Fakty jednak są inne. Na temat potencjalnej szkodliwości komórek dla zdrowia przeprowadzono wiele badań, na które wydano dziesiątki milionów euro (jeden tylko projekt MTHR, finansowany przez rząd brytyjski i firmy telefonii komórkowej, kosztował prawie 13 mln). Wszystkie one doprowadziły do jednej konkluzji - krótkoterminowo promieniowanie komórek nie ma negatywnego wpływu na ludzki organizm, natomiast jeśli chodzi o wpływ długoterminowy, nie można powiedzieć nic pewnego.
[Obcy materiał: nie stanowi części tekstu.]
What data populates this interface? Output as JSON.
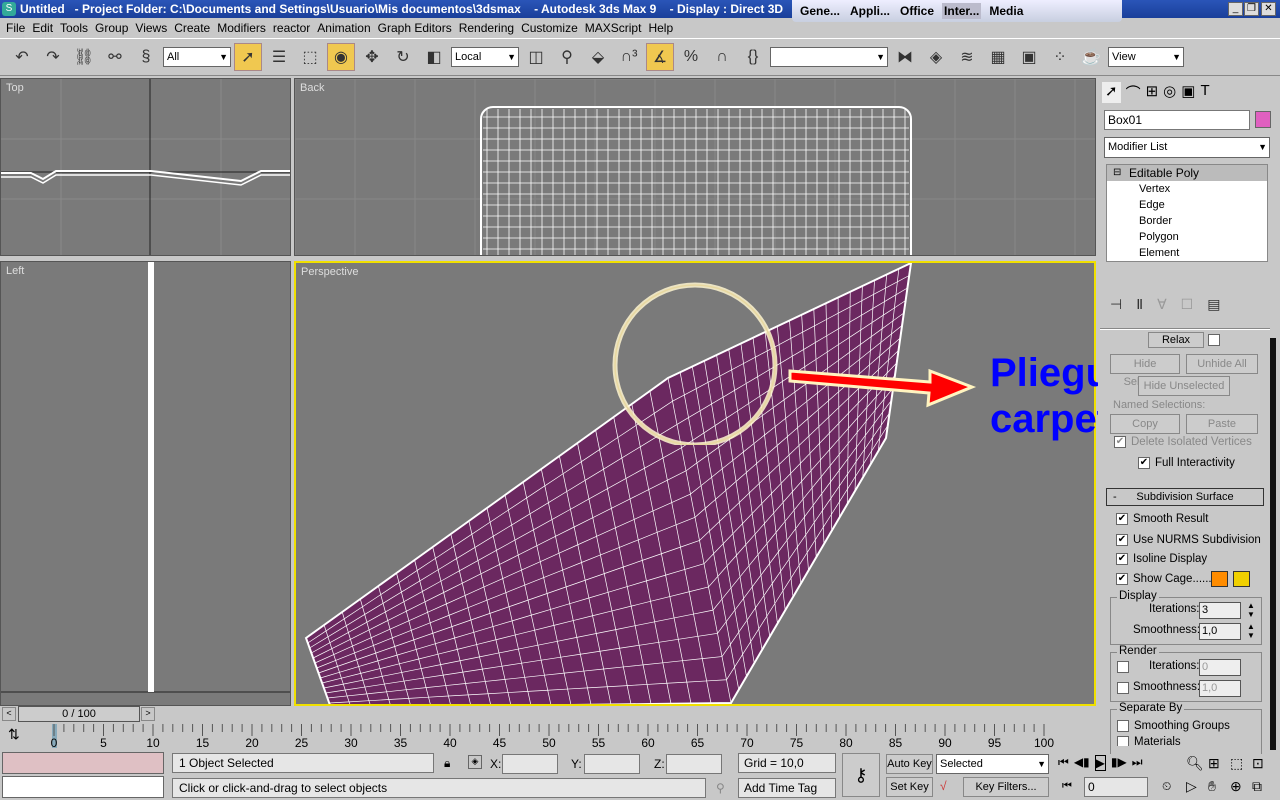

Studium przeprowadzone w 2004 r. w Szwecji wydaje się wskazywać, że istnieje związek przyczynowo-skutkowy między używaniem telefonów komórkowych dłużej niż 10 lat a niektórymi nowotworami mózgu. Podobnie szef brytyjskiego projektu MTHR, Lawrie Challis, przyznał na łamach dziennika "The Guardian", iż istnieją "słabe poszlaki", że osoby korzystające z telefonów komórkowych przez wiele lat narażają się na większe ryzyko chorób nowotworowych. Zdaniem Challisa, te "słabe poszlaki" wymagają dalszych badań. Raport Światowej Organizacji Zdrowia
stwierdza, że z uwagi na długi okres powstawania nowotworów wszelkie studia na temat telefonów komórkowych i chorób mają charakter kompleksowy. Większość przeprowadzonych analiz nie może wykluczyć długofalowych następstw używania telefonów komórkowych, konieczne są dalsze badania. Na wszelki wypadek rząd Francji zalecił dzieciom rezygnację z rozmów przez komórki, a władze Niemiec poradziły obywatelom, aby ograniczyli korzystanie z telefonów komórkowych do niezbędnego minimum. Nawet Europejska Agencja Ochrony Środowiska zaleca ostrożność na tym polu. Nie wiadomo, czy mroczne konkluzje dr. Khurany są prawdziwe. Ale może lepiej go posłuchać i nie sięgać po komórkę zbyt często. Operatorzy telefonii komórkowej nowego mózgu nam przecież nie zafundują.
Radiacja i enzymy
Telefony komórkowe oskarżano już o powodowanie choroby Alzheimera, zaburzeń snu, depresji, roznoszenie bakterii i zarazków, czujących się w tych małych aparatach jak w raju. W ubiegłym roku niektórzy naukowcy przypuszczali, że elektromagnetyczna radiacja z komórek spowodowała globalny pomór pszczół. Żadna z tych teorii nie została udowodniona. Grupa naukowców z izraelskiego Weizmann Institute of Science, kierowana przez Josepha Friedmana, wykazała natomiast, że promieniowanie z telefonów komórkowych nie tylko podgrzewa komórki mózgu, lecz także prawdopodobnie ma wpływ na ich przemianę materii. Podczas eksperymentów kultury komórkowe ludzkie i zwierzęce (konkretnie szczurów) poddawane były radiacji o częstotliwości 875 megaherców, a więc nieco mniejszej, niż ma promieniowanie telefonów komórkowych. W doświadczeniach tych komórki ludzkie i zwierzęce nie były podgrzewane. Okazało się, że radiacja pobudza system enzymów ERK, sterujący dzieleniem się i różnicowaniem komórek. Potencjalnie może to prowadzić do
powstawania nowotworów. Problem wymaga oczywiście dalszych badań, ale pierwsze wyniki nie uspokajają. Brytyjski brukowiec "Daily Mail" z wielką przesadą skomentował wyniki badań izraelskich badaczy: "10 minut rozmowy przez komórkę może wywołać raka".